In my Postgres 9.5 database with PostGis 2.2.0 installed, I have two tables with geometric data (points) and I want to assign points from one table to the points from the other table, but I don't want a buildings.gid
to be assigned twice. As soon as one buildings.gid
is assigned, it should not be assigned to another pvanlagen.buildid
.
Table definitions
buildings
:
CREATE TABLE public.buildings (
gid numeric NOT NULL DEFAULT nextval('buildings_gid_seq'::regclass),
osm_id character varying(11),
name character varying(48),
type character varying(16),
geom geometry(MultiPolygon,4326),
centroid geometry(Point,4326),
gembez character varying(50),
gemname character varying(50),
krsbez character varying(50),
krsname character varying(50),
pv boolean,
gr numeric,
capac numeric,
instdate date,
pvid numeric,
dist numeric,
CONSTRAINT buildings_pkey PRIMARY KEY (gid)
);
CREATE INDEX build_centroid_gix
ON public.buildings
USING gist
(st_transform(centroid, 31467));
CREATE INDEX buildings_geom_idx
ON public.buildings
USING gist
(geom);
pvanlagen
:
CREATE TABLE public.pvanlagen (
gid integer NOT NULL DEFAULT nextval('pv_bis2010_bayern_wgs84_gid_seq'::regclass),
tso character varying(254),
tso_number numeric(10,0),
system_ope character varying(254),
system_key character varying(254),
location character varying(254),
postal_cod numeric(10,0),
street character varying(254),
capacity numeric,
voltage_le character varying(254),
energy_sou character varying(254),
beginning_ date,
end_operat character varying(254),
id numeric(10,0),
kkz numeric(10,0),
geom geometry(Point,4326),
gembez character varying(50),
gemname character varying(50),
krsbez character varying(50),
krsname character varying(50),
buildid numeric,
dist numeric,
trans boolean,
CONSTRAINT pv_bis2010_bayern_wgs84_pkey PRIMARY KEY (gid),
CONSTRAINT pvanlagen_buildid_fkey FOREIGN KEY (buildid)

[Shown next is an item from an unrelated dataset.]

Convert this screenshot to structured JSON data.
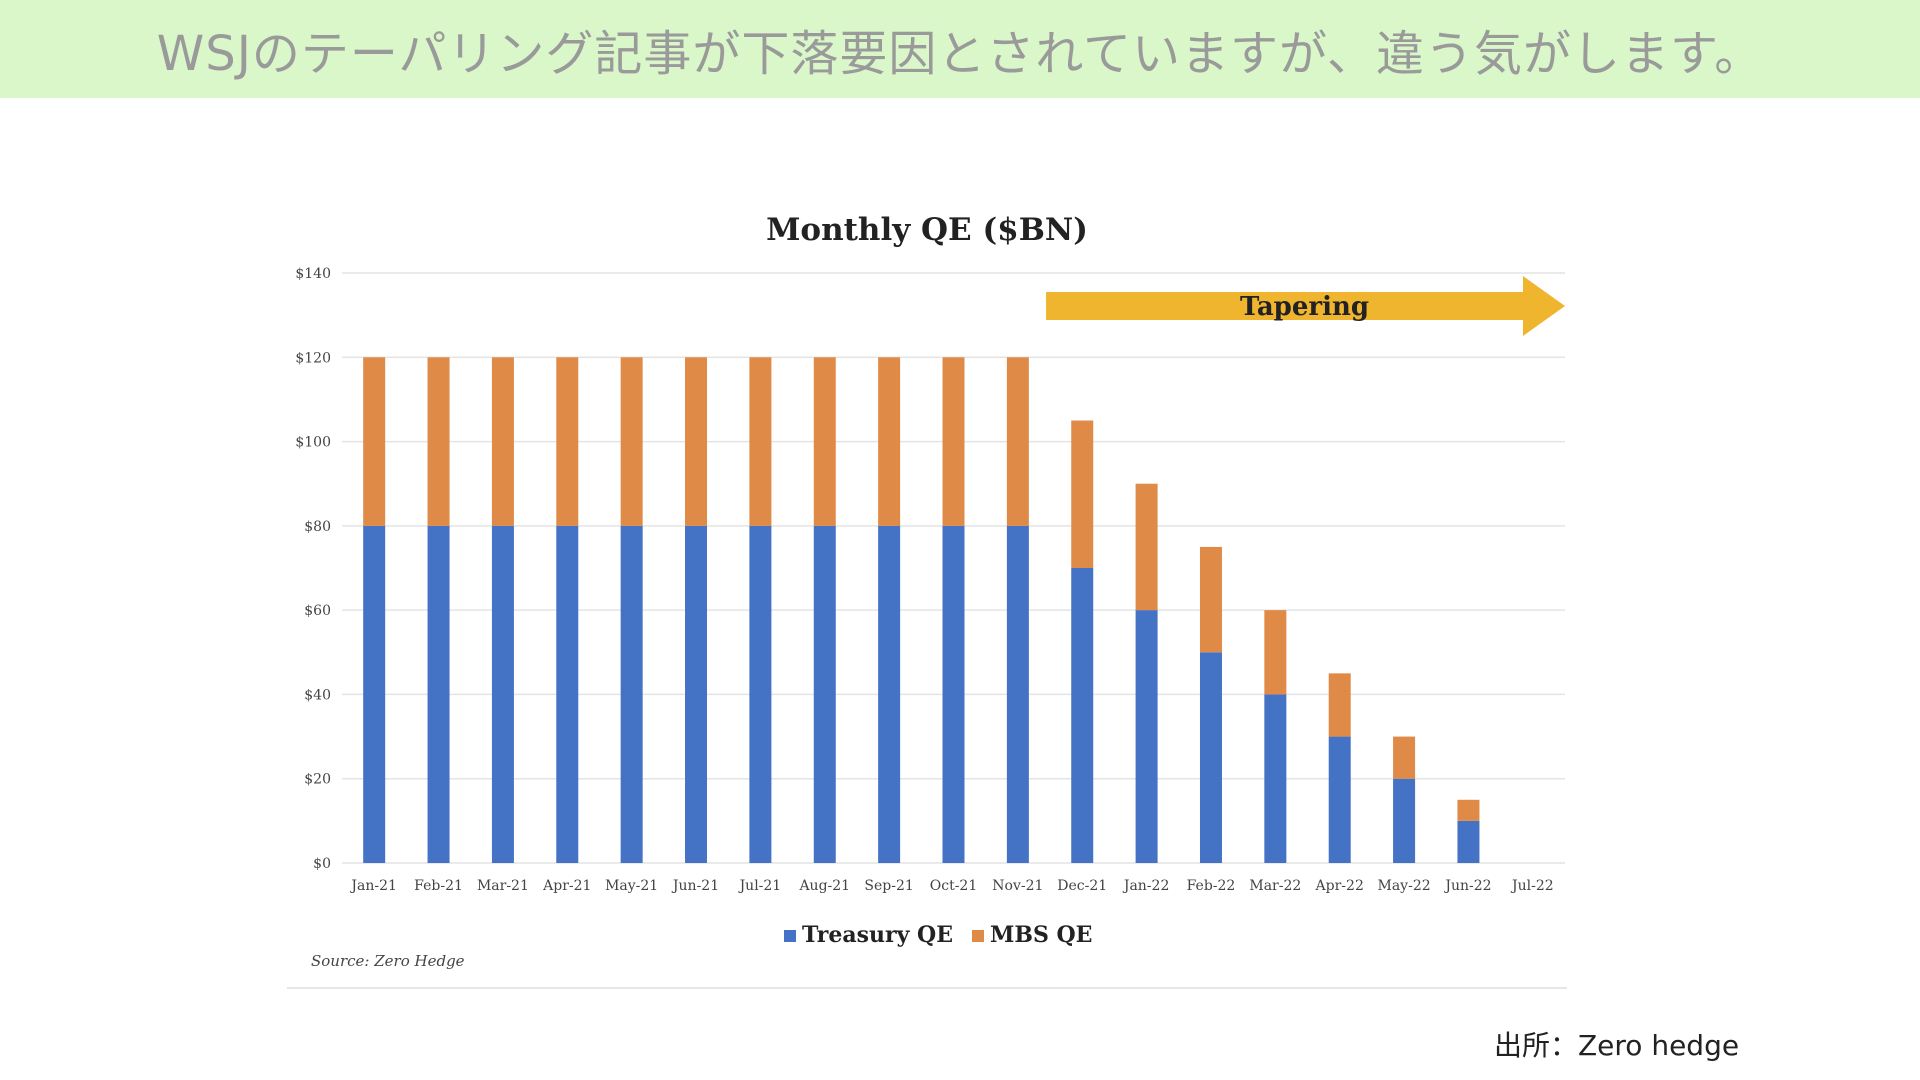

REFERENCES public.buildings (gid) MATCH SIMPLE
ON UPDATE NO ACTION ON DELETE NO ACTION,
CONSTRAINT pvanlagen_buildid_uni UNIQUE (buildid)
);
CREATE INDEX pv_bis2010_bayern_wgs84_geom_idx
ON public.pvanlagen
USING gist
(geom);
Query
My idea was to add a boolean
column pv
in the buildings
table, which is set when a buildings.gid
was assigned:
UPDATE pvanlagen
SET buildid=buildings.gid, dist='50'
FROM buildings
WHERE buildid IS NULL
AND buildings.pv is NULL
AND pvanlagen.gemname=buildings.gemname
AND ST_Distance(ST_Transform(pvanlagen.geom,31467)
,ST_Transform(buildings.centroid,31467))<50;
UPDATE buildings
SET pv=true
FROM pvanlagen
WHERE buildings.gid=pvanlagen.buildid;
I tested for 50 rows in buildings
but it takes too long to apply for all of them. I have 3.200.000 buildings and 260.000 PV.
The gid
of the closest building shall be assigned. If In case of ties, it should not matter which gid
is assigned. If we need to frame a rule, we can take the building with the lower gid
.
50 meters was meant to work as a limit. I used ST_Distance()

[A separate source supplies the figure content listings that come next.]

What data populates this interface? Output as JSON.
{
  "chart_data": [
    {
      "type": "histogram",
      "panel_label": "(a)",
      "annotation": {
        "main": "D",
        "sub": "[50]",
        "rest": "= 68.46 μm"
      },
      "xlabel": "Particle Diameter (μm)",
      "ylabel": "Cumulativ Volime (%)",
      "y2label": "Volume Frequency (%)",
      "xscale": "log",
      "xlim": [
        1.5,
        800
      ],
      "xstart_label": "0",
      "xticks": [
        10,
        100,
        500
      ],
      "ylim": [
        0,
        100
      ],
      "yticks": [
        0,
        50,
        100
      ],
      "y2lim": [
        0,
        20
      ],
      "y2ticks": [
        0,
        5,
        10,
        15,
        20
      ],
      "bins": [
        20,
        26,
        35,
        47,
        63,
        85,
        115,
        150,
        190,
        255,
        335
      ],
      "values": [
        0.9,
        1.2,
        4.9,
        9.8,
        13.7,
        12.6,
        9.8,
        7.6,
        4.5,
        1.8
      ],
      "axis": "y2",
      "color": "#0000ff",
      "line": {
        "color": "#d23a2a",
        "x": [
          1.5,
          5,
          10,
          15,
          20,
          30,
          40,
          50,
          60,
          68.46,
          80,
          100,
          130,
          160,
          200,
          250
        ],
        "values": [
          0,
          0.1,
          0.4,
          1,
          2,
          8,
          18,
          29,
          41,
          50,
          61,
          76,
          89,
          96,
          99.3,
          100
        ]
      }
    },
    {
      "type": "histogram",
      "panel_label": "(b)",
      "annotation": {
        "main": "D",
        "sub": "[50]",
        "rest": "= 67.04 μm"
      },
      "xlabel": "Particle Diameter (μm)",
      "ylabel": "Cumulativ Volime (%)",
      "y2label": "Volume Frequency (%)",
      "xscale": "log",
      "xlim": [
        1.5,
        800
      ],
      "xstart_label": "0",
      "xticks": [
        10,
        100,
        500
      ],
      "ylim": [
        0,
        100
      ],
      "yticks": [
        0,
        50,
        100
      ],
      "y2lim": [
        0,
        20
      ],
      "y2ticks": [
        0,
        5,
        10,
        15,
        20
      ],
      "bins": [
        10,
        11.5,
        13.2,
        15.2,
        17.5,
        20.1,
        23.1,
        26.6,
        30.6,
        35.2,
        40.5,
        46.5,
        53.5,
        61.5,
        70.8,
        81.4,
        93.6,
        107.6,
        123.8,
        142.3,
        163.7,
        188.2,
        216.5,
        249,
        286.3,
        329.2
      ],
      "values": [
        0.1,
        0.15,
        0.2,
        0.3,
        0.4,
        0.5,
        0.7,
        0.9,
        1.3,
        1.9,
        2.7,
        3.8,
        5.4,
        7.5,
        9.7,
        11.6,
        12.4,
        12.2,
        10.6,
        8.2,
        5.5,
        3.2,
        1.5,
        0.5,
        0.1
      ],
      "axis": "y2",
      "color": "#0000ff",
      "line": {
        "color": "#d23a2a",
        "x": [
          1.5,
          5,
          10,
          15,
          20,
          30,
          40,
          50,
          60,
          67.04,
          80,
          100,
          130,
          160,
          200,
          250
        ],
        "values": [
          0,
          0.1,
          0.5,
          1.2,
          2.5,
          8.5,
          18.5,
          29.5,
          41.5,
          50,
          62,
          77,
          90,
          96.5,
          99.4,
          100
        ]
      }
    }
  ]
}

because it returns the minimum distance, which should be within 50 meters. Later I raised it multiple times, until every PV Anlage was assigned.

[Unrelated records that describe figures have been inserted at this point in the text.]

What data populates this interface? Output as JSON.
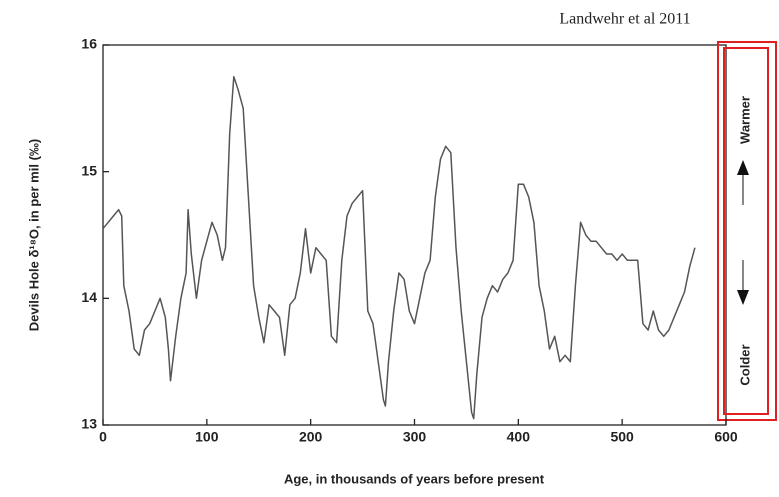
{
  "chart_data": {
    "type": "line",
    "xlabel": "Age, in thousands of years before present",
    "ylabel": "Devils Hole δ¹⁸O, in per mil (‰)",
    "annotations": [
      "Landwehr et al 2011",
      "Warmer",
      "Colder"
    ],
    "color": "#555555",
    "xlim": [
      0,
      600
    ],
    "xticks": [
      0,
      100,
      200,
      300,
      400,
      500,
      600
    ],
    "ylim": [
      13,
      16
    ],
    "yticks": [
      13,
      14,
      15,
      16
    ],
    "x": [
      0,
      5,
      10,
      15,
      18,
      20,
      25,
      30,
      35,
      40,
      45,
      50,
      55,
      60,
      63,
      65,
      70,
      75,
      80,
      82,
      85,
      90,
      95,
      100,
      105,
      110,
      115,
      118,
      122,
      126,
      130,
      135,
      140,
      145,
      150,
      155,
      160,
      165,
      170,
      175,
      180,
      185,
      190,
      195,
      200,
      205,
      210,
      215,
      220,
      225,
      230,
      235,
      240,
      245,
      250,
      255,
      260,
      265,
      270,
      272,
      275,
      280,
      285,
      290,
      295,
      300,
      305,
      310,
      315,
      320,
      325,
      330,
      335,
      340,
      345,
      350,
      355,
      357,
      360,
      365,
      370,
      375,
      380,
      385,
      390,
      395,
      400,
      405,
      410,
      415,
      420,
      425,
      430,
      435,
      440,
      445,
      450,
      455,
      460,
      465,
      470,
      475,
      480,
      485,
      490,
      495,
      500,
      505,
      510,
      515,
      520,
      525,
      530,
      535,
      540,
      545,
      550,
      555,
      560,
      565,
      570
    ],
    "values": [
      14.55,
      14.6,
      14.65,
      14.7,
      14.65,
      14.1,
      13.9,
      13.6,
      13.55,
      13.75,
      13.8,
      13.9,
      14.0,
      13.85,
      13.6,
      13.35,
      13.7,
      14.0,
      14.2,
      14.7,
      14.35,
      14.0,
      14.3,
      14.45,
      14.6,
      14.5,
      14.3,
      14.4,
      15.3,
      15.75,
      15.65,
      15.5,
      14.8,
      14.1,
      13.85,
      13.65,
      13.95,
      13.9,
      13.85,
      13.55,
      13.95,
      14.0,
      14.2,
      14.55,
      14.2,
      14.4,
      14.35,
      14.3,
      13.7,
      13.65,
      14.3,
      14.65,
      14.75,
      14.8,
      14.85,
      13.9,
      13.8,
      13.5,
      13.2,
      13.15,
      13.5,
      13.9,
      14.2,
      14.15,
      13.9,
      13.8,
      14.0,
      14.2,
      14.3,
      14.8,
      15.1,
      15.2,
      15.15,
      14.4,
      13.9,
      13.5,
      13.1,
      13.05,
      13.4,
      13.85,
      14.0,
      14.1,
      14.05,
      14.15,
      14.2,
      14.3,
      14.9,
      14.9,
      14.8,
      14.6,
      14.1,
      13.9,
      13.6,
      13.7,
      13.5,
      13.55,
      13.5,
      14.1,
      14.6,
      14.5,
      14.45,
      14.45,
      14.4,
      14.35,
      14.35,
      14.3,
      14.35,
      14.3,
      14.3,
      14.3,
      13.8,
      13.75,
      13.9,
      13.75,
      13.7,
      13.75,
      13.85,
      13.95,
      14.05,
      14.25,
      14.4
    ]
  }
}
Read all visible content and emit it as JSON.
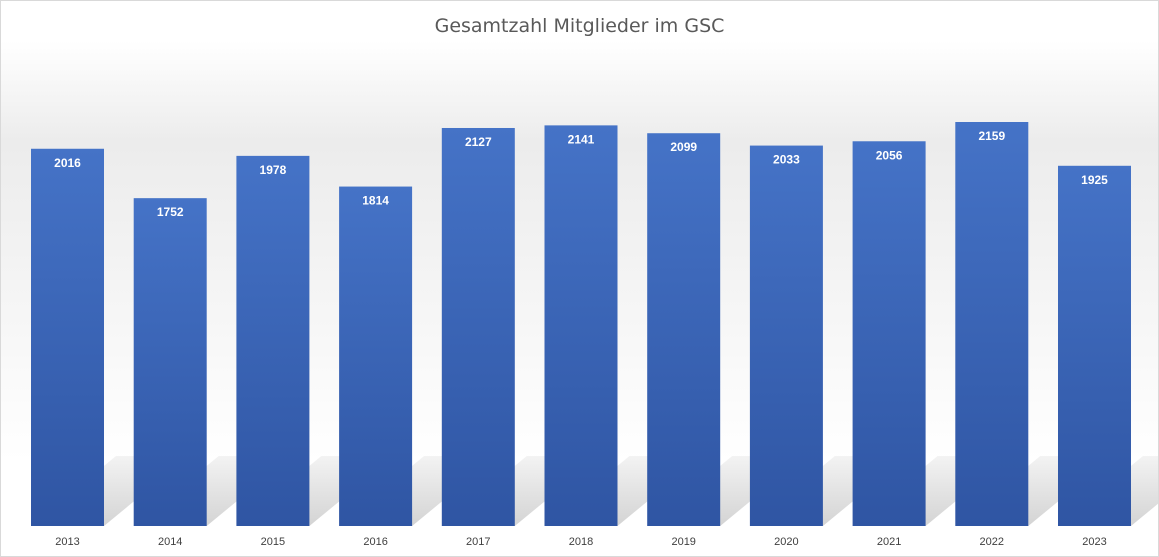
{
  "chart_data": {
    "type": "bar",
    "title": "Gesamtzahl Mitglieder im GSC",
    "xlabel": "",
    "ylabel": "",
    "categories": [
      "2013",
      "2014",
      "2015",
      "2016",
      "2017",
      "2018",
      "2019",
      "2020",
      "2021",
      "2022",
      "2023"
    ],
    "series": [
      {
        "values": [
          2016,
          1752,
          1978,
          1814,
          2127,
          2141,
          2099,
          2033,
          2056,
          2159,
          1925
        ]
      }
    ],
    "ylim": [
      0,
      2159
    ],
    "grid": false,
    "legend": "none",
    "data_labels": true,
    "colors": {
      "bar_top": "#4573c7",
      "bar_bottom": "#2f55a3",
      "label_text": "#ffffff",
      "tick_text": "#404040",
      "shadow": "#cfcfcf"
    }
  }
}
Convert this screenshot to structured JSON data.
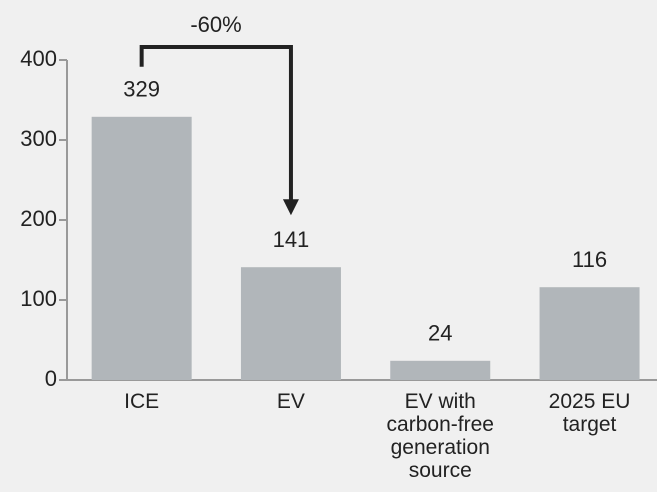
{
  "chart_data": {
    "type": "bar",
    "categories": [
      "ICE",
      "EV",
      "EV with carbon-free generation source",
      "2025 EU target"
    ],
    "values": [
      329,
      141,
      24,
      116
    ],
    "color": "#b1b6ba",
    "ylim": [
      0,
      400
    ],
    "yticks": [
      0,
      100,
      200,
      300,
      400
    ],
    "grid": false,
    "annotation": "-60%"
  }
}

Buildings and PV are assigned to their respective regions (gemname
). This should make the assignment cheaper, since I know the nearest building must be within the same region (gemname
).
I tried this query after feedback below:
UPDATE pvanlagen p1
SET buildid = buildings.gid
, dist = buildings.dist
FROM (
SELECT DISTINCT ON (b.gid)
p.id, b.gid, b.dist::numeric
FROM (
SELECT id, ST_Transform(geom, 31467)
FROM pvanlagen
WHERE buildid IS NULL -- not assigned yet
) p
, LATERAL (
SELECT b.gid, ST_Distance(ST_Transform(p1.geom, 31467), ST_Transform(b.centroid, 31467)) AS dist
FROM buildings b
LEFT JOIN pvanlagen p1 ON p1.buildid = b.gid
WHERE p1.buildid IS NULL
AND b.gemname = p1.gemname
ORDER BY ST_Transform(p1.geom, 31467) <-> ST_Transform(b.centroid, 31467)
LIMIT 1
) b
ORDER BY b.gid, b.dist, p.id -- tie breaker
) x, buildings
WHERE p1.id = x.id;
But it returns with 0 rows affected in 234 ms execution time
.
Where am I going wrong?